Geiser also developed a breakfast menu item of his own called The Grump with another gentleman who was working with him at the time. “We were having breakfast one morning, and we’re talking about our favorite meals that we’d had in our young life, at the time. And this one item came to mind.”
It was a layer of hash browns, with some grilled ham, onions, and cheese on top. And then another layer of hash browns sandwiching it together, all smothered with country gravy. “We kind of took that idea and turned it into what today is known as our Grump. It’s an amazing dish that’s huge,” Geiser says.
Although breakfast is a big thing, that same vibe continues into lunch. The Sam Special Burger at lunch, Geiser says, was a happy accident. Four or five years ago, one of their old-school customers came in and said to Geiser, “Hey, I want a Sam Special.” Geiser replied, “Great! What the hell is a Sam Special?” Geiser says the guy says, “Blah, blah, blah, blah, blah!” to which Geiser said, “I can do that!”
The Sam Special is a burger topped with Black Forest ham and cheddar cheese. Geiser says it reminded him of the types of burgers he used to have at the Roy Rogers chain as a kid. In other words, it was another perfect menu item for the King’s Chef.



Keeping the Diner Old-School and Yet Fun
Geiser says it is these old-school customers that keep the diner in line, keeping it authentic, while their successful green chili business has given them fans far and wide. “Those old-school customers bring us back [to our roots]. They’re like a rolling board of directors for us, right?”
Geiser says it is important to listen to customers, but jokes that the customer is not always right, because he laughs, and many times they’re not. “But if you listen to them and try to hear them, they actually might have a bit of validity in some sense that helps the business,” Geiser says that this revolves around what a diner is.
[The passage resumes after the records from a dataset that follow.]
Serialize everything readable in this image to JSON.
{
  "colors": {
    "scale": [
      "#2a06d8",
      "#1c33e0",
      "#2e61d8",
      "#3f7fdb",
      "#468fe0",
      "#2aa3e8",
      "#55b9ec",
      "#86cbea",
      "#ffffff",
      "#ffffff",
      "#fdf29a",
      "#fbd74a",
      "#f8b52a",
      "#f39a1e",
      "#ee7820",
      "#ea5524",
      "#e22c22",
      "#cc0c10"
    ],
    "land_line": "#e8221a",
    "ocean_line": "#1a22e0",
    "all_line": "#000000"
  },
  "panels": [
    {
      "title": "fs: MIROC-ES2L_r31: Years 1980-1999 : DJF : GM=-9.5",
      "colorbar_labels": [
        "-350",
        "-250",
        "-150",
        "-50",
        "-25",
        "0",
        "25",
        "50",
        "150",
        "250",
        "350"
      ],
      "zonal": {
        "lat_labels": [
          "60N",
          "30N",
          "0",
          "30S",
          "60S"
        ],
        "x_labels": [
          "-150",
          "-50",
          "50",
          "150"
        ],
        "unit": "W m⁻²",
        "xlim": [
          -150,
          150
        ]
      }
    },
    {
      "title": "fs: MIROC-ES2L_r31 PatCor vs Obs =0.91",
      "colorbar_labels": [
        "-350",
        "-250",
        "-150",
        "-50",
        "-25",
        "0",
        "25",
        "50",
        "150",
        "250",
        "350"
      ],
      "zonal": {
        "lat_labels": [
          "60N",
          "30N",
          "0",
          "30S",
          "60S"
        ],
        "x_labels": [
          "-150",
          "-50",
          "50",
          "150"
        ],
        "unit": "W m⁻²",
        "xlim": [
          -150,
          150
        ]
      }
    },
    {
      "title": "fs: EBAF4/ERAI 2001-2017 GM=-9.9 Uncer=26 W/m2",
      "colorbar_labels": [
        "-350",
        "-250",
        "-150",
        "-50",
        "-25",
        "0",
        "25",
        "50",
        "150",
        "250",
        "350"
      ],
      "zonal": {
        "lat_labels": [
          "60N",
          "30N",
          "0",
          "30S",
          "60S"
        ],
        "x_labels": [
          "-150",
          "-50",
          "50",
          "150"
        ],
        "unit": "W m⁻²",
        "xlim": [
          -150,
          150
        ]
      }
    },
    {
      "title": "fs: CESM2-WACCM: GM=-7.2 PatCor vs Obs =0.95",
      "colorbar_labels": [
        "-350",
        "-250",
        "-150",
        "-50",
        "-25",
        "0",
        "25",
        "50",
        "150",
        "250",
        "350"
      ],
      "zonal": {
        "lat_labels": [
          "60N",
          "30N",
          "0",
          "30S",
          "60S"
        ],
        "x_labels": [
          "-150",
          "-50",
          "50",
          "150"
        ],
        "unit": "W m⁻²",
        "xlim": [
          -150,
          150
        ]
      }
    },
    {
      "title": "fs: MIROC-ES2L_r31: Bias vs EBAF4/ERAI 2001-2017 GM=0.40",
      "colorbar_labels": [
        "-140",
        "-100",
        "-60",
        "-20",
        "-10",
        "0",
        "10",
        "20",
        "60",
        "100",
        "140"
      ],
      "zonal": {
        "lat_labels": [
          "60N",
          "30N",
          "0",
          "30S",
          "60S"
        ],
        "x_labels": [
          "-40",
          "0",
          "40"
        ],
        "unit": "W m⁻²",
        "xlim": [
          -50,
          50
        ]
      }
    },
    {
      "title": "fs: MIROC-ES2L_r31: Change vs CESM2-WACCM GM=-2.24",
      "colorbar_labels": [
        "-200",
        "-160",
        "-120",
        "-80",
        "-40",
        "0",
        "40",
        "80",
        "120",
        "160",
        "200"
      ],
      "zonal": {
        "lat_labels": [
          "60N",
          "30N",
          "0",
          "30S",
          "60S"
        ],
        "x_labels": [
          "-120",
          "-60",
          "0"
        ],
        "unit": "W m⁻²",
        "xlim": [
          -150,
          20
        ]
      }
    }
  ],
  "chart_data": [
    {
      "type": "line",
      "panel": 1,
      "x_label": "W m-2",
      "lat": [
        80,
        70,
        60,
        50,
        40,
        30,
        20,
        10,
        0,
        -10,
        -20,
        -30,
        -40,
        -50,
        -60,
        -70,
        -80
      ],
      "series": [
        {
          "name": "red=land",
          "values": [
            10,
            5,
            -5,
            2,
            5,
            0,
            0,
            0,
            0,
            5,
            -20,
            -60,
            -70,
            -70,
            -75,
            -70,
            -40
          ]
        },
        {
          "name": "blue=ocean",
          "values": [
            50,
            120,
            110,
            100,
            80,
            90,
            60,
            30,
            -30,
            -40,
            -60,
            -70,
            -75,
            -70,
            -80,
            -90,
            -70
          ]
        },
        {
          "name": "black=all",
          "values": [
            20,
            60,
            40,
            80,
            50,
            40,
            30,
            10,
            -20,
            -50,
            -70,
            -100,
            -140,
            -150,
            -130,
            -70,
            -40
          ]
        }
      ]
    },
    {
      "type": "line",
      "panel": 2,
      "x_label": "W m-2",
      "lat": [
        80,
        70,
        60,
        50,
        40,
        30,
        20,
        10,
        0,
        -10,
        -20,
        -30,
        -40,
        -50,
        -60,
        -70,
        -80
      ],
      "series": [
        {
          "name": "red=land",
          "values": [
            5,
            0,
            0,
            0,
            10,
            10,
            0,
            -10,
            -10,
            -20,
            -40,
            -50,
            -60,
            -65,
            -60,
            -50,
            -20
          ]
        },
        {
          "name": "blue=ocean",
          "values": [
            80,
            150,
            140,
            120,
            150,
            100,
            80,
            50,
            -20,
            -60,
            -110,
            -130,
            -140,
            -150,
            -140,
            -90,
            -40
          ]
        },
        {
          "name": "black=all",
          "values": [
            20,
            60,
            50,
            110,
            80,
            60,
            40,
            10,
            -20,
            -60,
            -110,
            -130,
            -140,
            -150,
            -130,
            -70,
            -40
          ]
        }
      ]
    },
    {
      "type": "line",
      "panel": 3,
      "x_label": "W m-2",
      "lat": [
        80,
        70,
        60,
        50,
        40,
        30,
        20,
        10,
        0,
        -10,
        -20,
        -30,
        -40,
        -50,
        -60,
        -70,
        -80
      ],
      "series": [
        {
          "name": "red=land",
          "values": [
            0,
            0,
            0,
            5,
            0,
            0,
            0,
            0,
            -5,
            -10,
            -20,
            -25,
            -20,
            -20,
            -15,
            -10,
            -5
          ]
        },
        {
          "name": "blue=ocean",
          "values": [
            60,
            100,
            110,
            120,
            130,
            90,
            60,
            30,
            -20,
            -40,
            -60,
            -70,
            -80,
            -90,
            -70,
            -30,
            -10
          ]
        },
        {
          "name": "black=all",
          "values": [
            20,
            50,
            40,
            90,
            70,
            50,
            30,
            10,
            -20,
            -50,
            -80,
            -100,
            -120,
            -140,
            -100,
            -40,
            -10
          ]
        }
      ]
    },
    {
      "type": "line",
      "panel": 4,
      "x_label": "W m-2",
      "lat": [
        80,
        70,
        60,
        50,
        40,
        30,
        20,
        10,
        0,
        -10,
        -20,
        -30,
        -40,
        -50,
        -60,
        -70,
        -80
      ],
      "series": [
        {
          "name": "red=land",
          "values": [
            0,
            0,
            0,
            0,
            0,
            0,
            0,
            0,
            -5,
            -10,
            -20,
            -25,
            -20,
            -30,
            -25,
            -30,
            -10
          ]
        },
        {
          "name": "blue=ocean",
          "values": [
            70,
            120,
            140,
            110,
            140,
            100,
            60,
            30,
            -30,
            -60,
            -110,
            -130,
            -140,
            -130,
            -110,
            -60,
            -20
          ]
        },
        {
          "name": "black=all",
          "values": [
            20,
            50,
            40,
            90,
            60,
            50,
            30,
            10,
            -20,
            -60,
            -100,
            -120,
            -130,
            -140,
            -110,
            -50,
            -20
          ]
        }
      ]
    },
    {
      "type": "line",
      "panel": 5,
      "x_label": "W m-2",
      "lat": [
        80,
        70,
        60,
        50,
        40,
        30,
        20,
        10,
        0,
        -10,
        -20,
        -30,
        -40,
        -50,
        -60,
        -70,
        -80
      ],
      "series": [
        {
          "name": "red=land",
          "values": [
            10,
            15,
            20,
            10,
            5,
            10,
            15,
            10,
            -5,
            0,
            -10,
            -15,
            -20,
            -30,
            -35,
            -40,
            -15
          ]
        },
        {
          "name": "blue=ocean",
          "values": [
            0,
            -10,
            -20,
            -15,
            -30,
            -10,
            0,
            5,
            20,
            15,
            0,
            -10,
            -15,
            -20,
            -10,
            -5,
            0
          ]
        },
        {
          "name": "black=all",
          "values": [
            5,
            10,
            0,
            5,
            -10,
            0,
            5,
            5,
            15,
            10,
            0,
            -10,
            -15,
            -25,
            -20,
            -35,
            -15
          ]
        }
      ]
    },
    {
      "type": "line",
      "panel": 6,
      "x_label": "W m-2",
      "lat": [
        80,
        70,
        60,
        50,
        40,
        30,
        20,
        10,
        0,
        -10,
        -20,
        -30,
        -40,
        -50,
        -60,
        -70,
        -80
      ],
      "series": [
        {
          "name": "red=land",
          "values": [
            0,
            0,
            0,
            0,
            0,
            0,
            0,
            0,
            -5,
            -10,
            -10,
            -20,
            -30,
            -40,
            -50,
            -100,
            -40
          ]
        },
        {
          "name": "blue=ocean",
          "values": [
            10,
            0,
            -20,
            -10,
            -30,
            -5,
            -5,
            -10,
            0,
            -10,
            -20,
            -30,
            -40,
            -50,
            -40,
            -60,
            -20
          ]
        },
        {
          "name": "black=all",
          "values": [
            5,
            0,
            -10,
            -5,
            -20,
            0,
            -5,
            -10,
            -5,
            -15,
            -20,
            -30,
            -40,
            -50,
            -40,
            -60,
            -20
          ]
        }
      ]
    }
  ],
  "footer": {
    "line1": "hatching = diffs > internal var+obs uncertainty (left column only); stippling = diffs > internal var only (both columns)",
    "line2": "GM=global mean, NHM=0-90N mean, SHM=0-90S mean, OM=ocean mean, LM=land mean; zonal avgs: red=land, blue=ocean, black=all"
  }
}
“[People sometimes forget that] a diner is like your damn kitchen table, right? You’re not in a restaurant, you’re in a diner and you’re going to be treated like you’re at home. That means sometimes you might get scolded. Like if you’re not behaving right as a kid, your mom is going to smack you. She’s still going to give you a plate of bacon and eggs. But that’s really what a diner is.”
But a diner is also a place where memories are made. The legacy customers that have been coming to King’s Chef for decades drive the experience. “We work on those relationships,” he says. “We get their names, try to use their names, and we try to remember their names. We have a lot of regulars that come in frequently during the week, and we know what they eat, whether they remember it or not.”
On top of that, Geiser says if a customer eats all their food – “and we serve a large amount of food” – they reward the customer with a “Clean Plate Club” sticker. “They get validation that they did a good job. And, usually, it’s a very fun thing. But if they don’t eat all their food, they get a ration of crap sometimes, not only from the staff but also from their tablemates.”
He offers an example: “l have this big oil rig guy from Texas visiting and he can’t finish his burrito, but his girlfriend next to him who weighs a buck nothing, crushes it along with two slices of French toast, gets a sticker on her shoulder and gives him a smirk like, “Uh-huh.” Geiser loves that angle of the diner. “We can see all kinds of ways to create a dynamic, building relationships” while serving a boatload of food to waiting customers.